Updated: May 21, 2020 06:22 PM
Created: May 21, 2020 02:00 PM
ROCHESTER, N.Y. (WHEC) — The children of a woman who died inside a nursing home are broken-hearted.
But they're also angry and confused because of what they say they were told by nursing home staff and what was written on their mother's death certificate. They asked News10NBC to get to the bottom of it.
Saundra Peckham was 85 years old when she died inside The Hurlbut nursing home in Brighton in mid-April. Her family says she was never tested for COVID-19, but her death certificate lists that as the cause of death.
"This is my mother," Shelly Simmons said, holding a photo of her mom. "She's acting silly in this picture."
That's the kind of person the family says Peckham was.
"Just being goofy, actually," her son, John Peckham, said. "A lot of times she was just goofy."
Saundra Peckham was born in Pennsylvania. She moved to Chili when her sister enrolled at Roberts Wesleyan College. She started a family and never left. She had 12 grandchildren and 11 great-grandchildren.
Peckham loved to watch wrestling and her grandson race motocross. She rode to the races in the family camper.
"And she would sit in the windows, the big windows, and watch my son race," Simmons said.
Simmons shared her daily notes with me. The notes say Peckham had an upset stomach on April 8. By the end of the week, she wasn't answering her phone. By Saturday, staff told Simmons her mother was "under the weather." On Monday, she had a "little fever." By that afternoon, Peckham was dead.
Her family says, despite their pleas, she was never tested for COVID-19. Then they got the death certificate, and COVID-19 was listed as the cause of death.
Simmons, her brother and sister-in-law called a social worker that day.
"And then she says, 'well, we have to put that on all the death certificates,'" Simmons said.
Brean: "And you all heard that in the phone call?"
Shelly Simmons, daughter: "Yes."
Pat Peckham, daughter-in-law: "Yes."
I contacted Hurlbut Care Communities about this. In an email, owner Robert Hurlbut wrote, "All Hurlbut Care Communities are following State and Federal guidelines for certifying death records as outlined by the NYS Department of Health Bureau of Vital Records, in concert with the Bureau of Funeral Directing and Centers for Disease Control and Prevention (CDC)."
I found the CDC's manual on determining the cause of death with coronavirus. It says patients should be tested, "but it is acceptable to report COVID-19 on a death certificate without this confirmation if the circumstances are compelling within a reasonable degree of certainty."
State records show seven residents have died from COVID-19 inside Peckham's nursing home.
To add insult to injury, when Peckham's property was boxed up to be quarantined for a month, a staff member wrote her room number on the front of the picture hanger made by her grandson. The same thing also happened to the painting Simmons made that her mother had saved for 40 years.
"Why couldn't you just do it on the back?" Simmons asked, holding onto the painting.
I shared photos of the marking with Hurlbut Care Communities.

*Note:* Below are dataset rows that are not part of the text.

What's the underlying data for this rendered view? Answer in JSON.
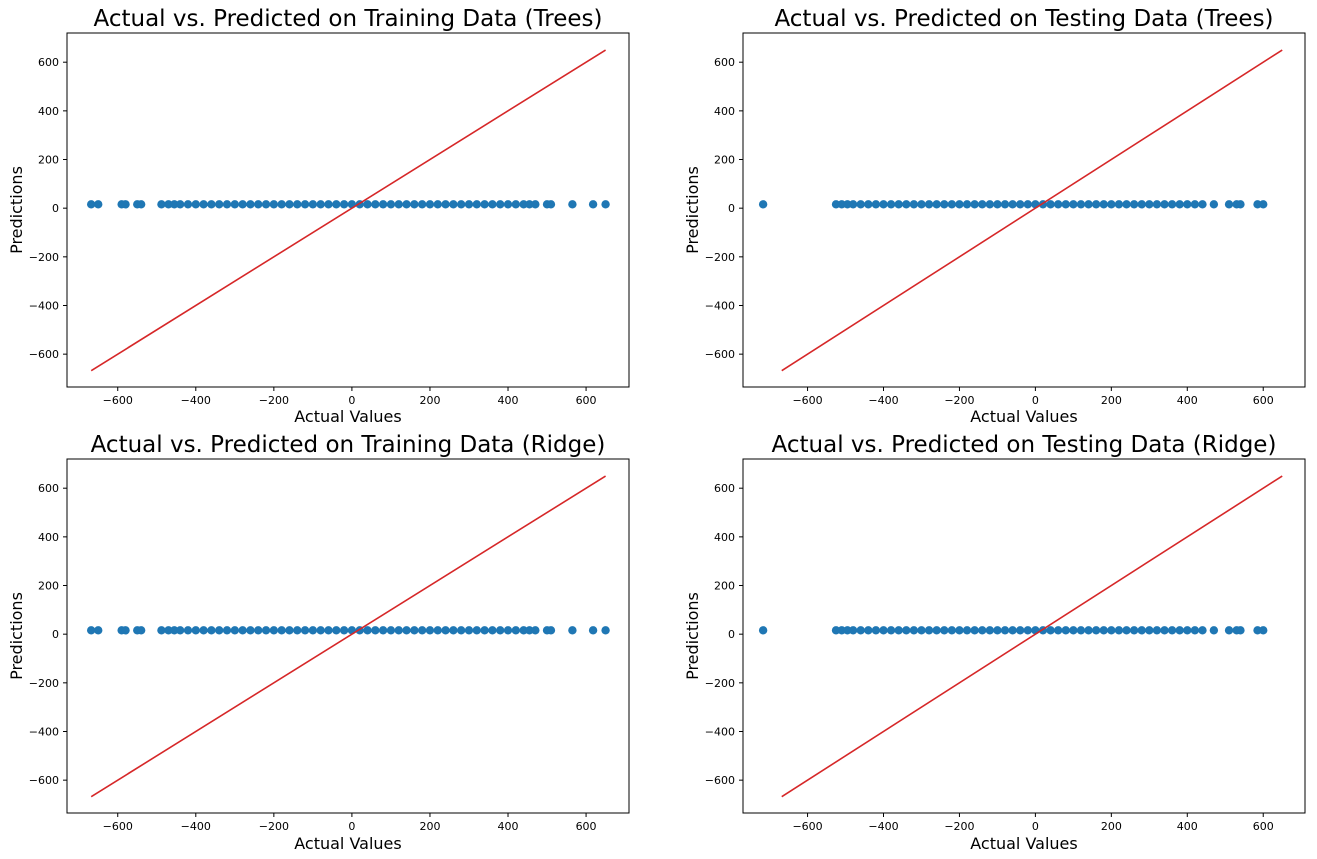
{
  "figure": {
    "background": "#ffffff"
  },
  "style": {
    "point_color": "#1f77b4",
    "line_color": "#d62728"
  },
  "chart_data": [
    {
      "type": "scatter",
      "title": "Actual vs. Predicted on Training Data (Trees)",
      "xlabel": "Actual Values",
      "ylabel": "Predictions",
      "xlim": [
        -730,
        710
      ],
      "ylim": [
        -735,
        720
      ],
      "xticks": [
        -600,
        -400,
        -200,
        0,
        200,
        400,
        600
      ],
      "yticks": [
        -600,
        -400,
        -200,
        0,
        200,
        400,
        600
      ],
      "xtick_labels": [
        "−600",
        "−400",
        "−200",
        "0",
        "200",
        "400",
        "600"
      ],
      "ytick_labels": [
        "−600",
        "−400",
        "−200",
        "0",
        "200",
        "400",
        "600"
      ],
      "grid": false,
      "series": [
        {
          "kind": "scatter",
          "y_constant": 16,
          "x": [
            -668,
            -650,
            -590,
            -580,
            -550,
            -540,
            -488,
            -470,
            -455,
            -440,
            -420,
            -400,
            -380,
            -360,
            -340,
            -320,
            -300,
            -280,
            -260,
            -240,
            -220,
            -200,
            -180,
            -160,
            -140,
            -120,
            -100,
            -80,
            -60,
            -40,
            -20,
            0,
            20,
            40,
            60,
            80,
            100,
            120,
            140,
            160,
            180,
            200,
            220,
            240,
            260,
            280,
            300,
            320,
            340,
            360,
            380,
            400,
            420,
            440,
            455,
            470,
            500,
            510,
            565,
            618,
            650
          ]
        },
        {
          "kind": "line",
          "x": [
            -668,
            650
          ],
          "y": [
            -668,
            650
          ]
        }
      ]
    },
    {
      "type": "scatter",
      "title": "Actual vs. Predicted on Testing Data (Trees)",
      "xlabel": "Actual Values",
      "ylabel": "Predictions",
      "xlim": [
        -770,
        710
      ],
      "ylim": [
        -735,
        720
      ],
      "xticks": [
        -600,
        -400,
        -200,
        0,
        200,
        400,
        600
      ],
      "yticks": [
        -600,
        -400,
        -200,
        0,
        200,
        400,
        600
      ],
      "xtick_labels": [
        "−600",
        "−400",
        "−200",
        "0",
        "200",
        "400",
        "600"
      ],
      "ytick_labels": [
        "−600",
        "−400",
        "−200",
        "0",
        "200",
        "400",
        "600"
      ],
      "grid": false,
      "series": [
        {
          "kind": "scatter",
          "y_constant": 16,
          "x": [
            -717,
            -525,
            -510,
            -495,
            -480,
            -460,
            -440,
            -420,
            -400,
            -380,
            -360,
            -340,
            -320,
            -300,
            -280,
            -260,
            -240,
            -220,
            -200,
            -180,
            -160,
            -140,
            -120,
            -100,
            -80,
            -60,
            -40,
            -20,
            0,
            20,
            40,
            60,
            80,
            100,
            120,
            140,
            160,
            180,
            200,
            220,
            240,
            260,
            280,
            300,
            320,
            340,
            360,
            380,
            400,
            420,
            440,
            470,
            510,
            530,
            540,
            585,
            600
          ]
        },
        {
          "kind": "line",
          "x": [
            -668,
            650
          ],
          "y": [
            -668,
            650
          ]
        }
      ]
    },
    {
      "type": "scatter",
      "title": "Actual vs. Predicted on Training Data (Ridge)",
      "xlabel": "Actual Values",
      "ylabel": "Predictions",
      "xlim": [
        -730,
        710
      ],
      "ylim": [
        -735,
        720
      ],
      "xticks": [
        -600,
        -400,
        -200,
        0,
        200,
        400,
        600
      ],
      "yticks": [
        -600,
        -400,
        -200,
        0,
        200,
        400,
        600
      ],
      "xtick_labels": [
        "−600",
        "−400",
        "−200",
        "0",
        "200",
        "400",
        "600"
      ],
      "ytick_labels": [
        "−600",
        "−400",
        "−200",
        "0",
        "200",
        "400",
        "600"
      ],
      "grid": false,
      "series": [
        {
          "kind": "scatter",
          "y_constant": 16,
          "x": [
            -668,
            -650,
            -590,
            -580,
            -550,
            -540,
            -488,
            -470,
            -455,
            -440,
            -420,
            -400,
            -380,
            -360,
            -340,
            -320,
            -300,
            -280,
            -260,
            -240,
            -220,
            -200,
            -180,
            -160,
            -140,
            -120,
            -100,
            -80,
            -60,
            -40,
            -20,
            0,
            20,
            40,
            60,
            80,
            100,
            120,
            140,
            160,
            180,
            200,
            220,
            240,
            260,
            280,
            300,
            320,
            340,
            360,
            380,
            400,
            420,
            440,
            455,
            470,
            500,
            510,
            565,
            618,
            650
          ]
        },
        {
          "kind": "line",
          "x": [
            -668,
            650
          ],
          "y": [
            -668,
            650
          ]
        }
      ]
    },
    {
      "type": "scatter",
      "title": "Actual vs. Predicted on Testing Data (Ridge)",
      "xlabel": "Actual Values",
      "ylabel": "Predictions",
      "xlim": [
        -770,
        710
      ],
      "ylim": [
        -735,
        720
      ],
      "xticks": [
        -600,
        -400,
        -200,
        0,
        200,
        400,
        600
      ],
      "yticks": [
        -600,
        -400,
        -200,
        0,
        200,
        400,
        600
      ],
      "xtick_labels": [
        "−600",
        "−400",
        "−200",
        "0",
        "200",
        "400",
        "600"
      ],
      "ytick_labels": [
        "−600",
        "−400",
        "−200",
        "0",
        "200",
        "400",
        "600"
      ],
      "grid": false,
      "series": [
        {
          "kind": "scatter",
          "y_constant": 16,
          "x": [
            -717,
            -525,
            -510,
            -495,
            -480,
            -460,
            -440,
            -420,
            -400,
            -380,
            -360,
            -340,
            -320,
            -300,
            -280,
            -260,
            -240,
            -220,
            -200,
            -180,
            -160,
            -140,
            -120,
            -100,
            -80,
            -60,
            -40,
            -20,
            0,
            20,
            40,
            60,
            80,
            100,
            120,
            140,
            160,
            180,
            200,
            220,
            240,
            260,
            280,
            300,
            320,
            340,
            360,
            380,
            400,
            420,
            440,
            470,
            510,
            530,
            540,
            585,
            600
          ]
        },
        {
          "kind": "line",
          "x": [
            -668,
            650
          ],
          "y": [
            -668,
            650
          ]
        }
      ]
    }
  ]
}
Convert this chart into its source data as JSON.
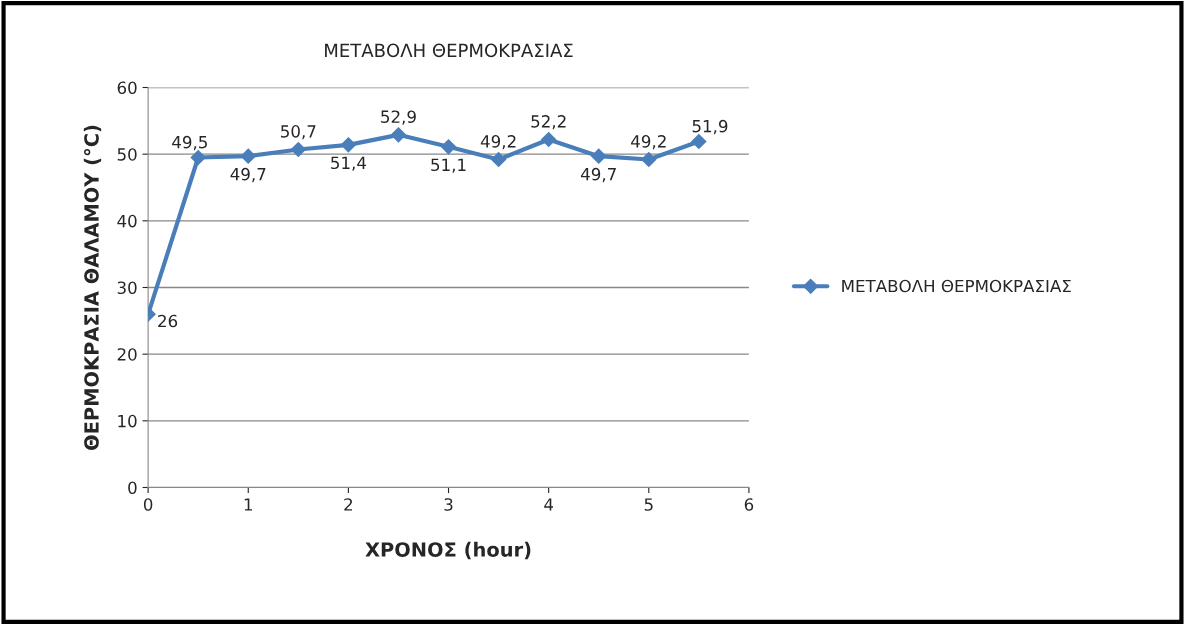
{
  "chart_data": {
    "type": "line",
    "title": "ΜΕΤΑΒΟΛΗ ΘΕΡΜΟΚΡΑΣΙΑΣ",
    "xlabel": "ΧΡΟΝΟΣ (hour)",
    "ylabel": "ΘΕΡΜΟΚΡΑΣΙΑ ΘΑΛΑΜΟΥ (°C)",
    "x": [
      0,
      0.5,
      1,
      1.5,
      2,
      2.5,
      3,
      3.5,
      4,
      4.5,
      5,
      5.5
    ],
    "series": [
      {
        "name": "ΜΕΤΑΒΟΛΗ ΘΕΡΜΟΚΡΑΣΙΑΣ",
        "color": "#4a7ebb",
        "values": [
          26,
          49.5,
          49.7,
          50.7,
          51.4,
          52.9,
          51.1,
          49.2,
          52.2,
          49.7,
          49.2,
          51.9
        ],
        "value_labels": [
          "26",
          "49,5",
          "49,7",
          "50,7",
          "51,4",
          "52,9",
          "51,1",
          "49,2",
          "52,2",
          "49,7",
          "49,2",
          "51,9"
        ]
      }
    ],
    "xlim": [
      0,
      6
    ],
    "xticks": [
      0,
      1,
      2,
      3,
      4,
      5,
      6
    ],
    "ylim": [
      0,
      60
    ],
    "yticks": [
      0,
      10,
      20,
      30,
      40,
      50,
      60
    ],
    "grid": "y",
    "legend": "right",
    "marker": "diamond",
    "line_style": "solid"
  }
}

In the same email, Hurlbut wrote, "We have the honor and responsibility of caring for one of society's most vulnerable populations and our healthcare heroes are working tirelessly around the clock to ensure the safety and wellbeing of all residents. During this unprecedented time, a staff member, in an attempt to keep the resident's belongings safe and known during an isolation protocol room change, made a very regrettable error. Our standing practice is to mark a label with the resident's room number and place it on the back of the items. We were saddened to learn this was done incorrectly and for the added pain the family is experiencing. Although nothing can replace these cherished items, we have offered to work with them to rectify the situation, as best we are able."